The full board also expressed support for an Executive committee decision to provide health insurance for O'Brien, on a 30/70 percent cost sharing basis. According to Pontius, she has been dong a fantastic job, has the new accounting system set up, and has put extra effort into promoting use of the MCOE building. She will be filling one of the slots on the new MCABI flow chart. He said because it is a group insurance policy the insurance had to be offered to him also, but he would decline.

Pontius had received a rough draft of a study of Marinette County housing needs, but a few revisions were needed before it can be released. O'Brien said for example the study found average rent in the City of Peshtigo was $1,500 a month, but closer look showed they had included assisted living apartments in that total.

Deschane questioned the 1,200 housing units show for Wausaukee. He said there are not that many residents in the whole village. He also wondered why Wausaukee and Crivitz are identified in the study as "secondary markets."

The 55-page report cost $12,000, but much of the cost is being paid by the four banks and other groups that helped sponsor it.

Deschane commented the housing study documents will give them something to show developers, "This is why we need multi-family housing in Marinette."

The study was commissioned as part of the long term plan for developing Marinette County. Employers have said they have a problem getting workers, partly because potential employees have a hard time finding suitable places to live.

Pontius reported he and O'Brien have done a lot of marketing of the MCOE building, and escorted a lot of tours. They are encouraging non-profit groups to use space there to get more public exposure.

CTD, the MCOE's first industrial client, has moved in and is making a specialized part for a military vehicle. They also have a "virtual client," who works as a computer programmer. This is a trade-off, Pontius said. "He has IT skills and maker space skills, and in lieu of part of his rent he will be our on-site IT guy. This is going to be an exceptionally good arrangement!"

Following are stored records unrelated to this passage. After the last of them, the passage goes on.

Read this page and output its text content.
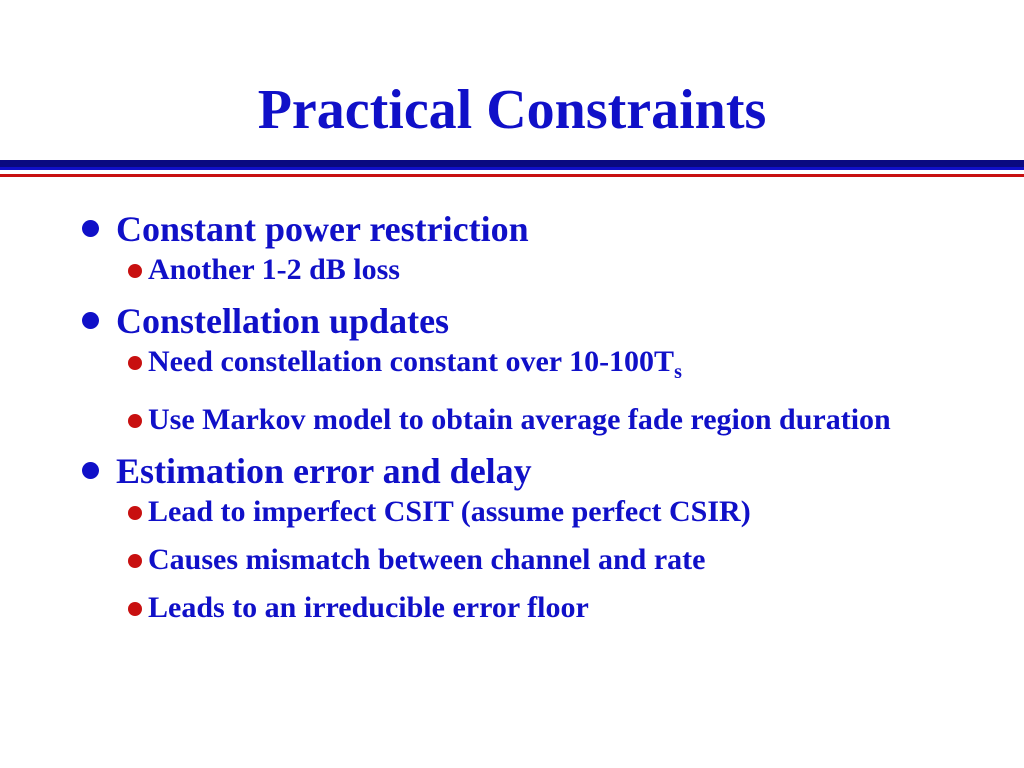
Practical Constraints
Constant power restriction
Another 1-2 dB loss
Constellation updates
Need constellation constant over $10-100T_s$
Use Markov model to obtain average fade region duration
Estimation error and delay
Lead to imperfect CSIT (assume perfect CSIR)
Causes mismatch between channel and rate
Leads to an irreducible error floor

Pontius reported he is continuing to work on the potential cheese factory in Coleman. He had visited a dairy in Pound, and was surprised by the number of migrant workers. He had met with Hartnell and Congressman Mike Gallagher, and he and Gallagher will be visiting Niagara and the Northland College campus in Pembine.

The Coleman cheese factory would add perhaps 65 jobs, a proposed new call center would bring in 100 to 125 jobs, and another business from an adjacent county is looking at expanding to the central part of Marinette County.

This led to discussion on need for more workers. Phillips said there are 500 unfilled jobs in the Niagara/Iron Mountain area, "and there's no way in sight to get people to fill them. We have to get involved in some programs to get skilled people to come to this county!" He said the shortage of workers is in fact a nationwide problem.

Deschane agreed community development is needed, but said there are a significant number of unemployed people in Marinette county, "We need to get them trained and working!"

"Home grown talent is part of the solution," Pontius agreed. He said it is good for kids to visit industries and hopes they will come to the MCOE to see its Maker Space area, ""which is something dear to my heart."

"There's a great deal of what you're talking about going on right now in our schools," Supervisor Al Mans said. As least 20 years ago MCABI had started urging schools to offer more hands-on training to produce skilled workers.